WAKIL Koordinator Bidang Eksternal Komisi untuk Orang Hilang dan Korban Tindak Kekerasan (Kontras) Andrie Yunus menyampaikan pesan dan ucapan terima kasih kepada berbagai pihak yang telah memberikan dukungan setelah menjadi korban penyiraman air keras.

Pesan suara Andrie diunggah melalui media sosial dengan akun Instagram @kontras_update, tiga pekan setelah peristiwa percobaan pembunuhan berencana yang diduga melibatkan prajurit Badan Intelijen Strategis (BAIS) Tentara Nasional Indonesia (TNI).

Scroll ke bawah untuk melanjutkan membaca

"Terima kasih atas segala bentuk dukungan yang telah diberikan kepada saya untuk menghadapi teror dari orang-orang yang pengecut," ucap Andrie dalam pesan suara yang dikutip Tempo, Kamis, 2 April 2026. Dalam pesan tersebut, Andrie menegaskan, dirinya tetap kuat menghadapi situasi yang dialaminya berkat dukungan masyarakat. "A luta continua. Panjang umur perjuangan," ujar Andrie menutup pesannya.

Berdasarkan keterangan unggahan @kontras_update, rekaman suara itu diambil pada Rabu, 1 April 2026, saat aktivis hak asasi manusia (HAM) itu masih menjalani perawatan intensif di ruang HCU.

Andrie menjadi korban penyiraman cairan kimia korosif pada 12 Maret 2026 di kawasan Jalan Salemba I–Talang, Jakarta Pusat.
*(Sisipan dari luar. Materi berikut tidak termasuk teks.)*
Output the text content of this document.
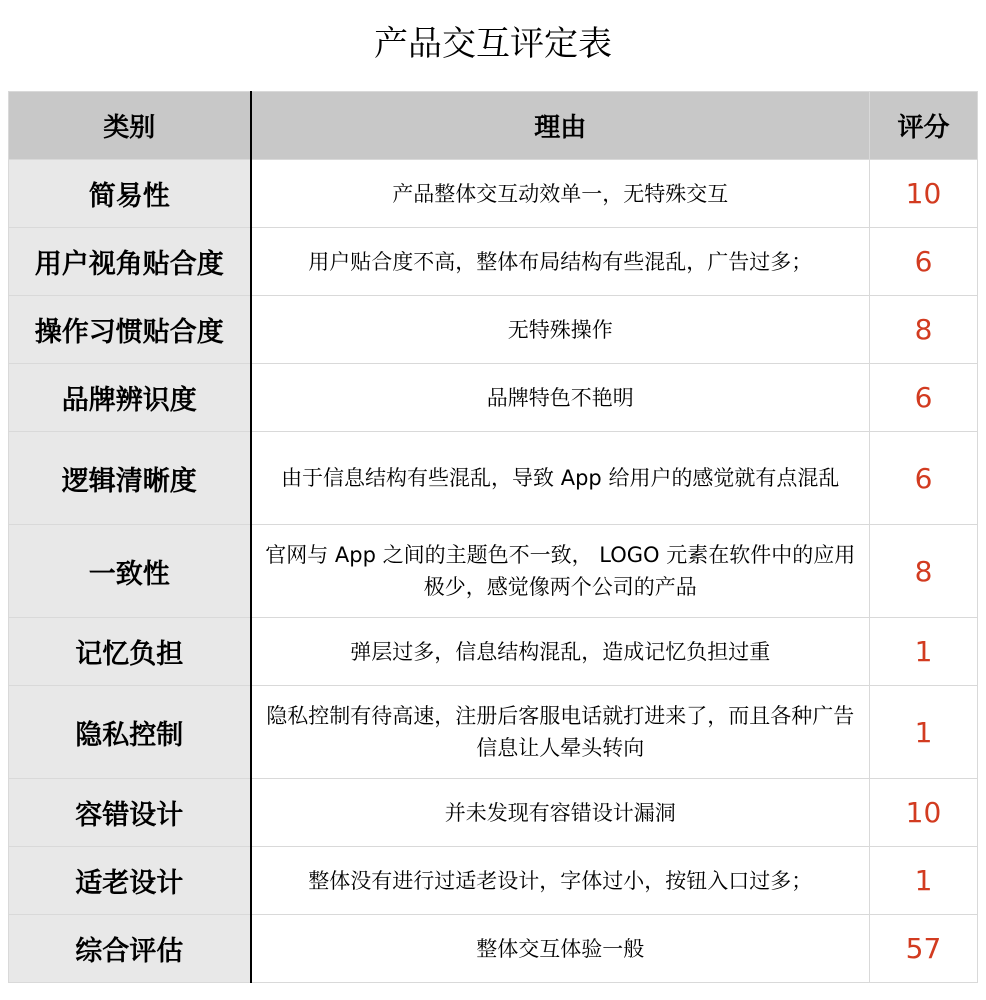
产品交互评定表
类别	理由	评分
简易性	产品整体交互动效单一，无特殊交互	10
用户视角贴合度	用户贴合度不高，整体布局结构有些混乱，广告过多；	6
操作习惯贴合度	无特殊操作	8
品牌辨识度	品牌特色不艳明	6
逻辑清晰度	由于信息结构有些混乱，导致 App 给用户的感觉就有点混乱	6
一致性	官网与 App 之间的主题色不一致， LOGO 元素在软件中的应用极少，感觉像两个公司的产品	8
记忆负担	弹层过多，信息结构混乱，造成记忆负担过重	1
隐私控制	隐私控制有待高速，注册后客服电话就打进来了，而且各种广告信息让人晕头转向	1
容错设计	并未发现有容错设计漏洞	10
适老设计	整体没有进行过适老设计，字体过小，按钮入口过多；	1
综合评估	整体交互体验一般	57
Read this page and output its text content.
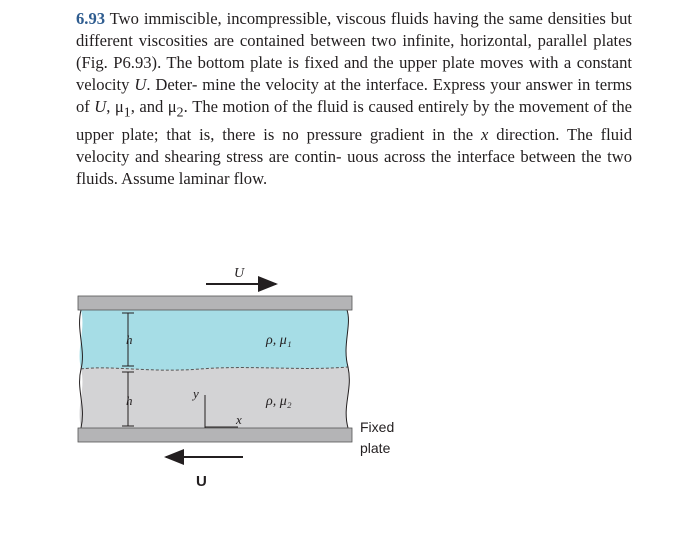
6.93 Two immiscible, incompressible, viscous fluids having the same densities but different viscosities are contained between two infinite, horizontal, parallel plates (Fig. P6.93). The bottom plate is fixed and the upper plate moves with a constant velocity U. Deter- mine the velocity at the interface. Express your answer in terms of U, $\mu_1$, and $\mu_2$. The motion of the fluid is caused entirely by the movement of the upper plate; that is, there is no pressure gradient in the x direction. The fluid velocity and shearing stress are contin- uous across the interface between the two fluids. Assume laminar flow.

U
h
h
ρ, μ₁
ρ, μ₂
y
x	Fixed
plate
U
Peristiwa itu diduga dilakukan prajurit BAIS TNI. Berdasarkan catatan medis, ia mengalami luka bakar lebih dari 20 persen.

Manajer Hukum dan Hubungan Masyarakat Rumah Sakit Cipto Mangunkusumo (RSCM) Yoga Nara mengatakan, Andrie dijadwalkan menjalani operasi cangkok kulit lanjutan dalam sepekan ke depan. Operasi itu untuk menggantikan jaringan kulit yang rusak di bagian leher belakang.

Selain itu, Yoga menjelaskan, Andrie telah menjalani operasi mata kanan untuk ketiga kalinya pada 28 Maret 2026. Dalam tindakan tersebut, tim medis menemukan penipisan kornea serta kebocoran pada dinding bola mata.

Sementara itu, kepolisian telah melimpahkan penanganan kasus ini kepada Pusat Polisi Militer (Puspom) TNI. Berdasarkan keterangan Puspom TNI, terdapat empat terduga pelaku penyiraman berinisial NDP, SL, BHW, dan ES yang berasal dari matra udara dan laut. NDP berpangkat kapten, SL dan BHW berpangkat letnan satu, sedangkan ES berpangkat sersan dua.